Cherry Bounce is a type of liqueur made by infusing old French brandy with Prunus cerasus (sour cherry), cinnamon, nutmeg, and sugar. Some recipes use rum, whiskey or vodka instead of brandy.

== Origins and etymology ==
The English hamlet of Frithsden claims to have originated the Cherry Bounce. A lane leading off the Old High Street in nearby Hemel Hempstead is named Cherry Bounce and is shown having had this name in maps dating back to the early 19th century. The drink, however, is at least a century older. "Cherrybounce" is recorded as an individual's nickname in a House of Lords report in 1670.

The name of the drink may derive from an 18th-century definition of the term bounce which meant a "sharp blow". The name of the drink would thus impart a meaning similar to the modern term "shot".

Ginjinha is a similar liquor popular in Portugal, that seems to date back to the 15-16 century.

== Preparation and history ==
Early English recipes called for the use of brandy, while later recipes introduced substitutions for both the alcohol and sweetener used.
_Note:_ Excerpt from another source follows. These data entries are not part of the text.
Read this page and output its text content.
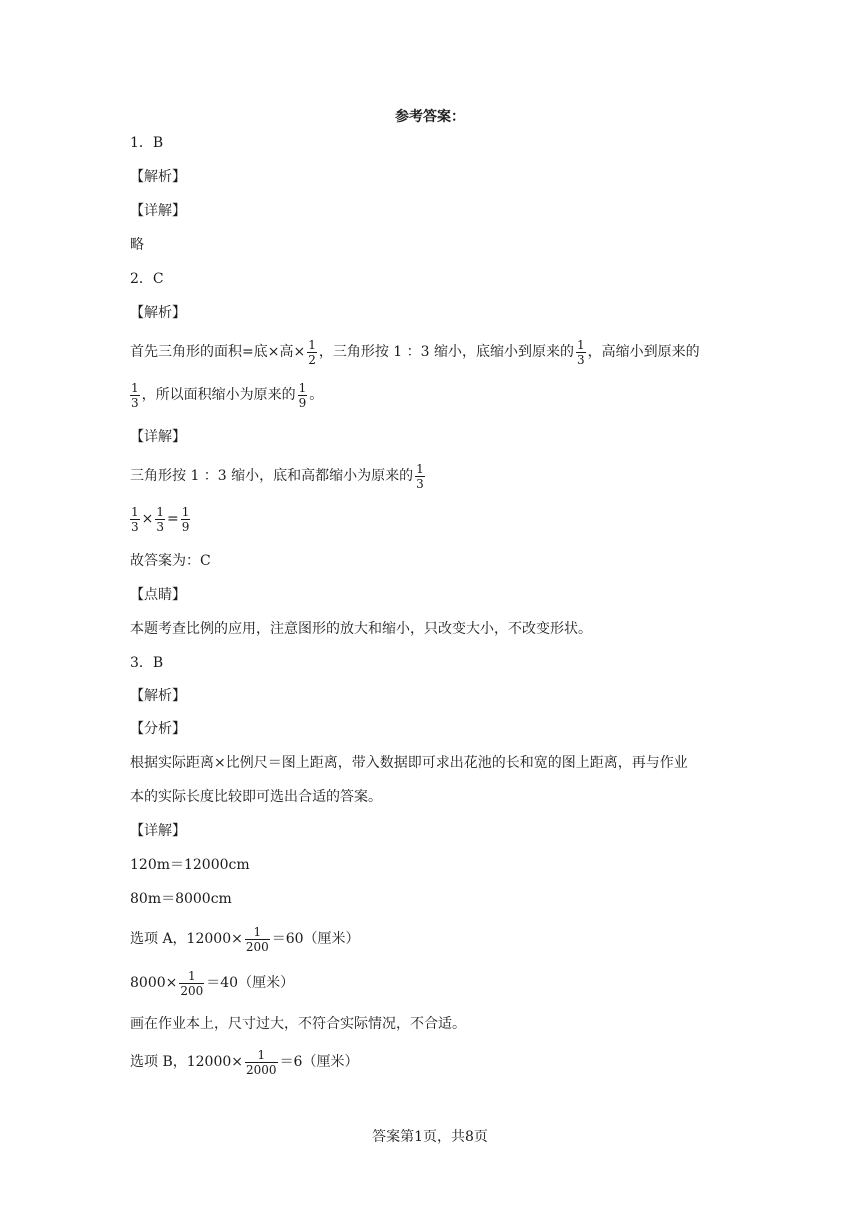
参考答案：
1．B
【解析】
【详解】
略
2．C
【解析】
首先三角形的面积=底×高× $\frac{1}{2}$ ，三角形按 1 ：3 缩小，底缩小到原来的 $\frac{1}{3}$ ，高缩小到原来的
$\frac{1}{3}$ ，所以面积缩小为原来的 $\frac{1}{9}$ 。
【详解】
三角形按 1 ：3 缩小，底和高都缩小为原来的 $\frac{1}{3}$
$\frac{1}{3} \times \frac{1}{3} = \frac{1}{9}$
故答案为：C
【点睛】
本题考查比例的应用，注意图形的放大和缩小，只改变大小，不改变形状。
3．B
【解析】
【分析】
根据实际距离×比例尺＝图上距离，带入数据即可求出花池的长和宽的图上距离，再与作业
本的实际长度比较即可选出合适的答案。
【详解】
120m＝12000cm
80m＝8000cm
选项 A，$12000\times \frac{1}{200} =60$（厘米）
$8000\times \frac{1}{200} =40$（厘米）
画在作业本上，尺寸过大，不符合实际情况，不合适。
选项 B，$12000\times \frac{1}{2000} =6$（厘米）
答案第1页，共8页
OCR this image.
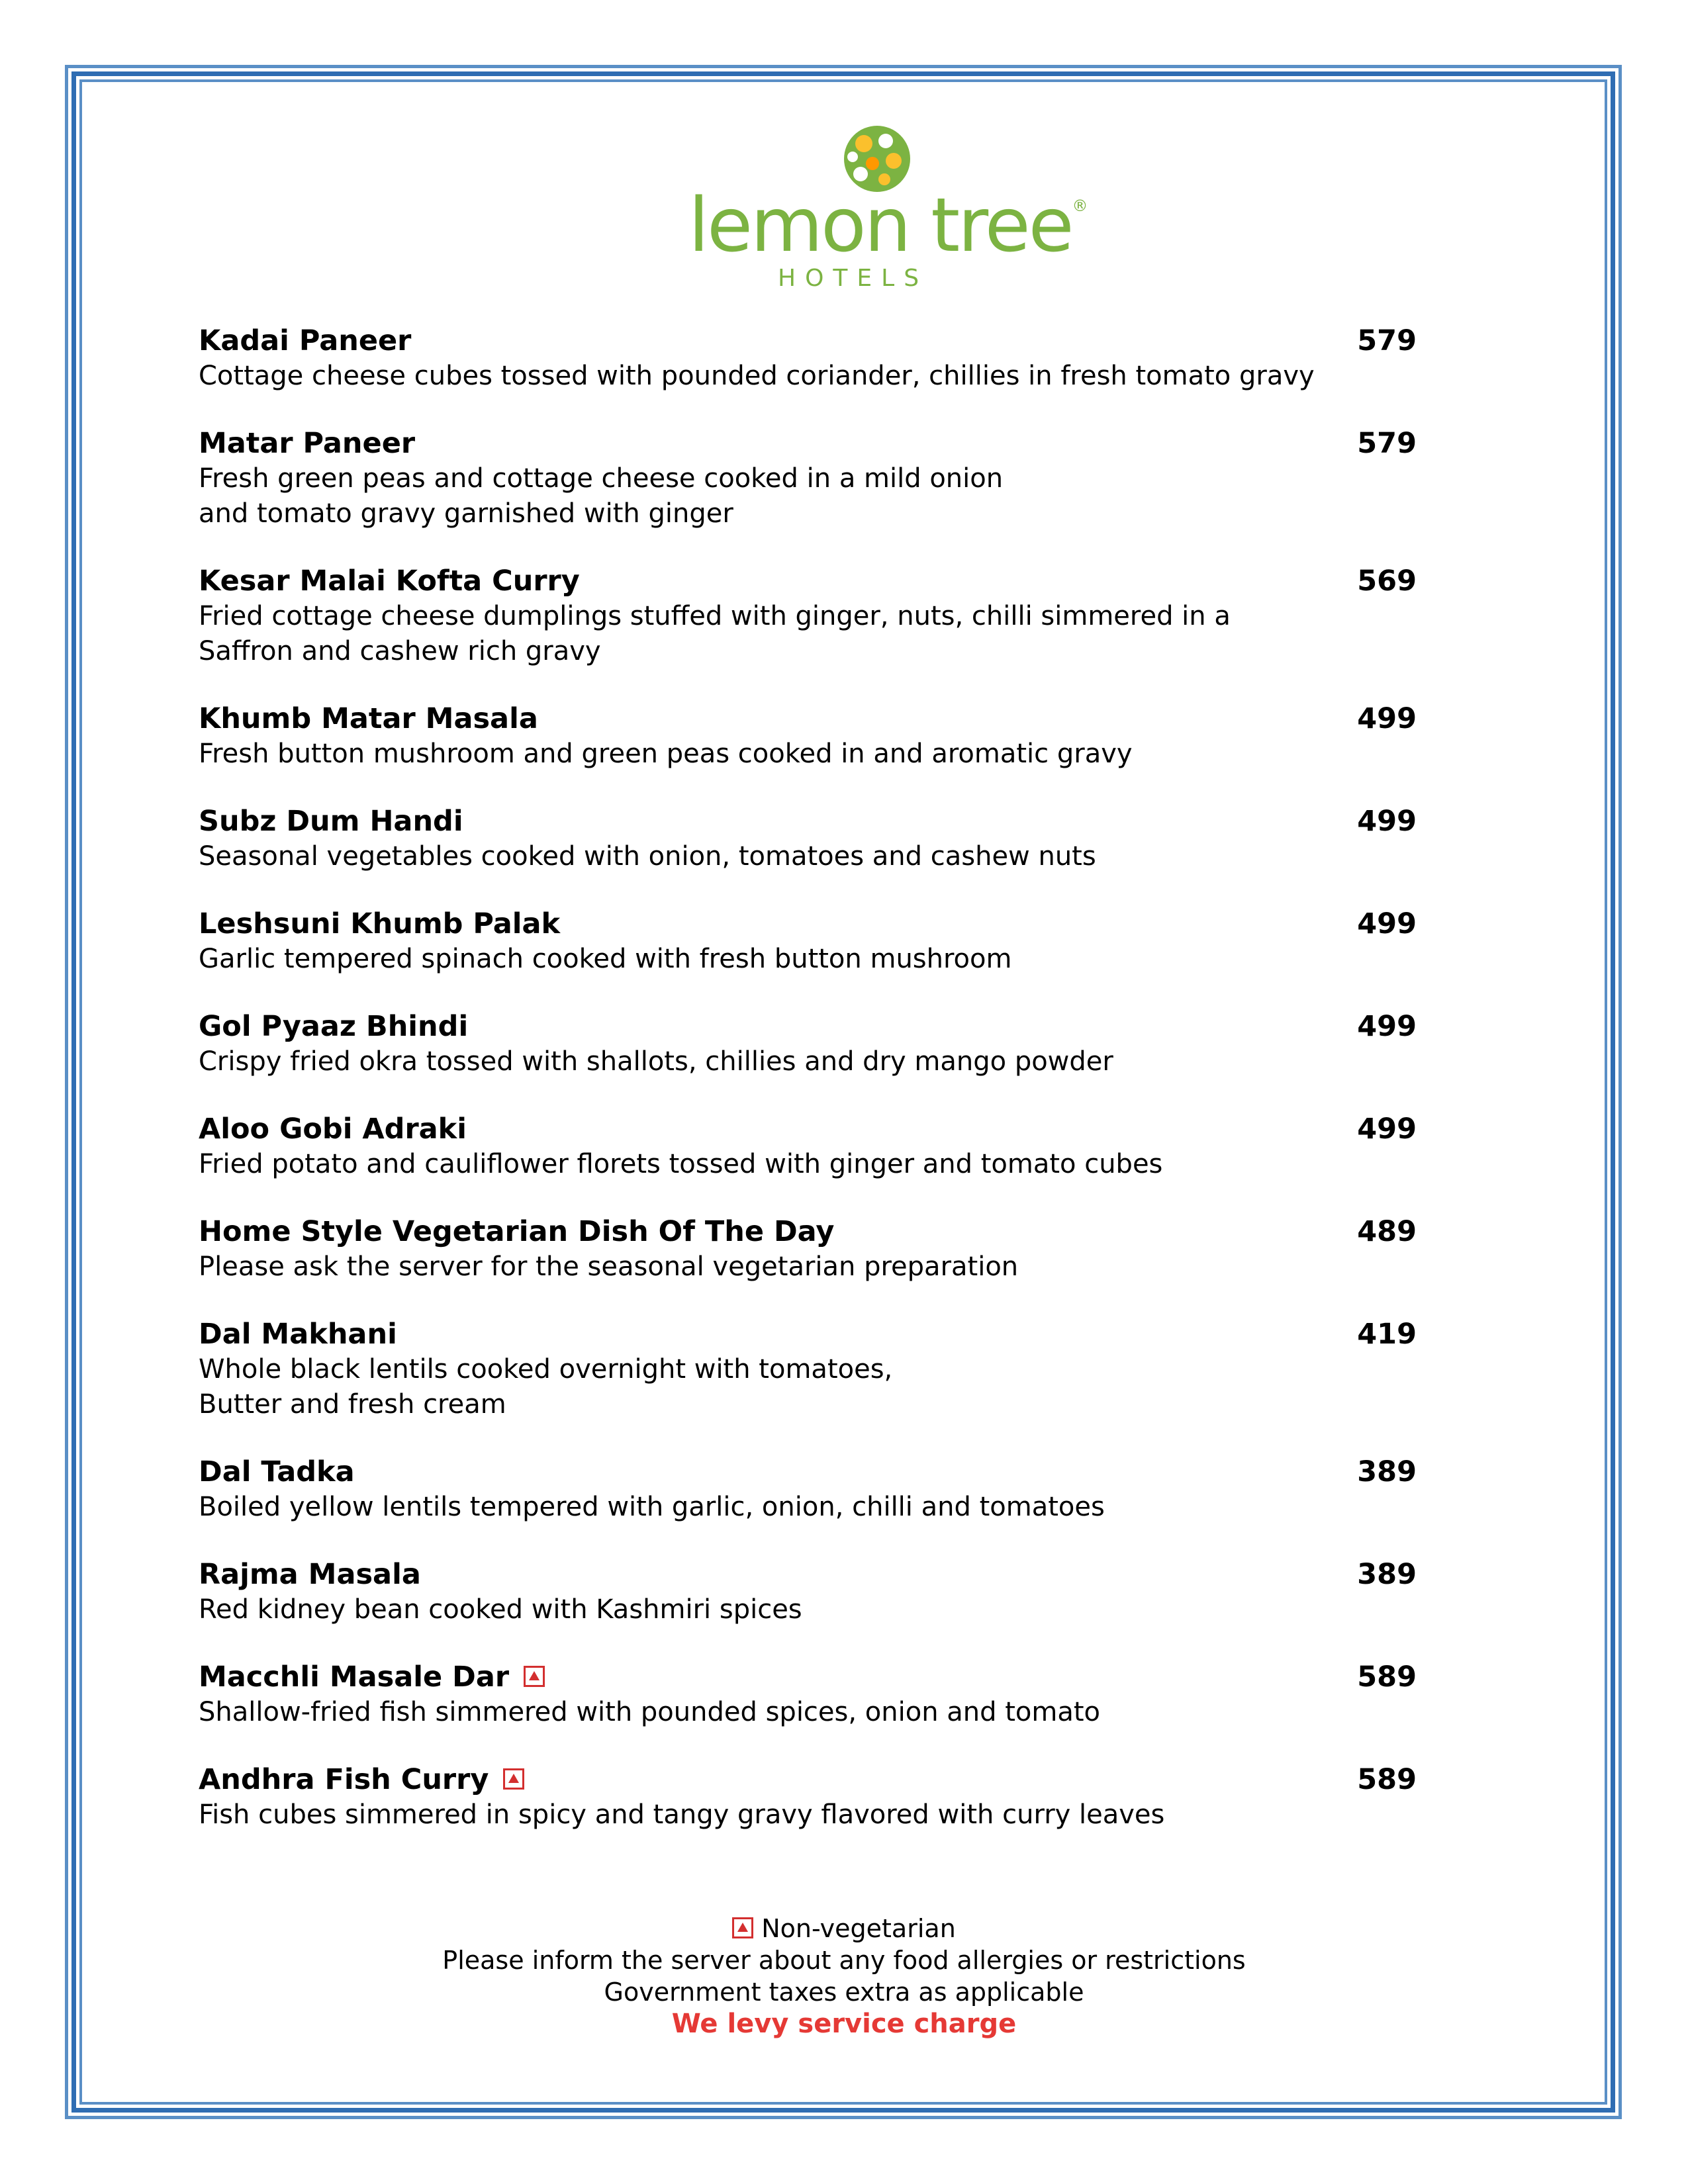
lemon tree®
HOTELS
Kadai Paneer	579
Cottage cheese cubes tossed with pounded coriander, chillies in fresh tomato gravy
Matar Paneer	579
Fresh green peas and cottage cheese cooked in a mild onion
and tomato gravy garnished with ginger
Kesar Malai Kofta Curry	569
Fried cottage cheese dumplings stuffed with ginger, nuts, chilli simmered in a
Saffron and cashew rich gravy
Khumb Matar Masala	499
Fresh button mushroom and green peas cooked in and aromatic gravy
Subz Dum Handi	499
Seasonal vegetables cooked with onion, tomatoes and cashew nuts
Leshsuni Khumb Palak	499
Garlic tempered spinach cooked with fresh button mushroom
Gol Pyaaz Bhindi	499
Crispy fried okra tossed with shallots, chillies and dry mango powder
Aloo Gobi Adraki	499
Fried potato and cauliflower florets tossed with ginger and tomato cubes
Home Style Vegetarian Dish Of The Day	489
Please ask the server for the seasonal vegetarian preparation
Dal Makhani	419
Whole black lentils cooked overnight with tomatoes,
Butter and fresh cream
Dal Tadka	389
Boiled yellow lentils tempered with garlic, onion, chilli and tomatoes
Rajma Masala	389
Red kidney bean cooked with Kashmiri spices
Macchli Masale Dar	589
Shallow-fried fish simmered with pounded spices, onion and tomato
Andhra Fish Curry	589
Fish cubes simmered in spicy and tangy gravy flavored with curry leaves
Non-vegetarian
Please inform the server about any food allergies or restrictions
Government taxes extra as applicable
We levy service charge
The liqueur, which is popular in parts of the United States, also has a long history there.

In 1687 Robert DePriest a French Huguenot, brought cherry tree cuttings and stones from France which he planted on his plantation on the Pamunkey River between Totopotomoy and Mattadequin Creeks, arrived in New Kent County, Colonial Virginia and planted 20 acres of Prunus cerasus (Kentish Sour Cherry) trees he brought from southern France. Their orchard of Prunus cerasus var. caproniana is where the botanical name for the "Kentish Red Cherry" originated.

In 1729, William DePriest produced the liqueur Cherry Bounce for their neighbor Col. John Dandridge's wedding to Frances Orlando Jones. In the cold winter of January 1759, DePriest attended and provided 4 barrels of Cherry Bounce to George and Martha Washington's Wedding. Patrick Henry's brother-in-law David Shelton married Elizabeth DePriest and Cherry Bounce was served in Hanover Tavern.

A recipe written by Elizabeth DePriest was found among the papers of Martha Washington. This recipe called for old French brandy and is said to have been one of George Washington's favorite drinks.

William DePriest, fourth generation in America, hero of Kings Mountain, planted enough cherry trees to have two mountains in Rutherford County, North Carolina named after him. DePriest Mountain and Little DePriest Mountain, also called The Priest and Little Priest, are both sometimes referred to as Cherry Mountain.

The moonshine producer Amos Owens, known as the "Cherry Bounce King", famously purchased land on Cherry Mountain, North Carolina where he distilled Cherry Bounce in large volumes until around 1900.

The most common preparation involves picking the cherries in early May, then letting them steep in the liquor and spices until Thanksgiving or Christmas.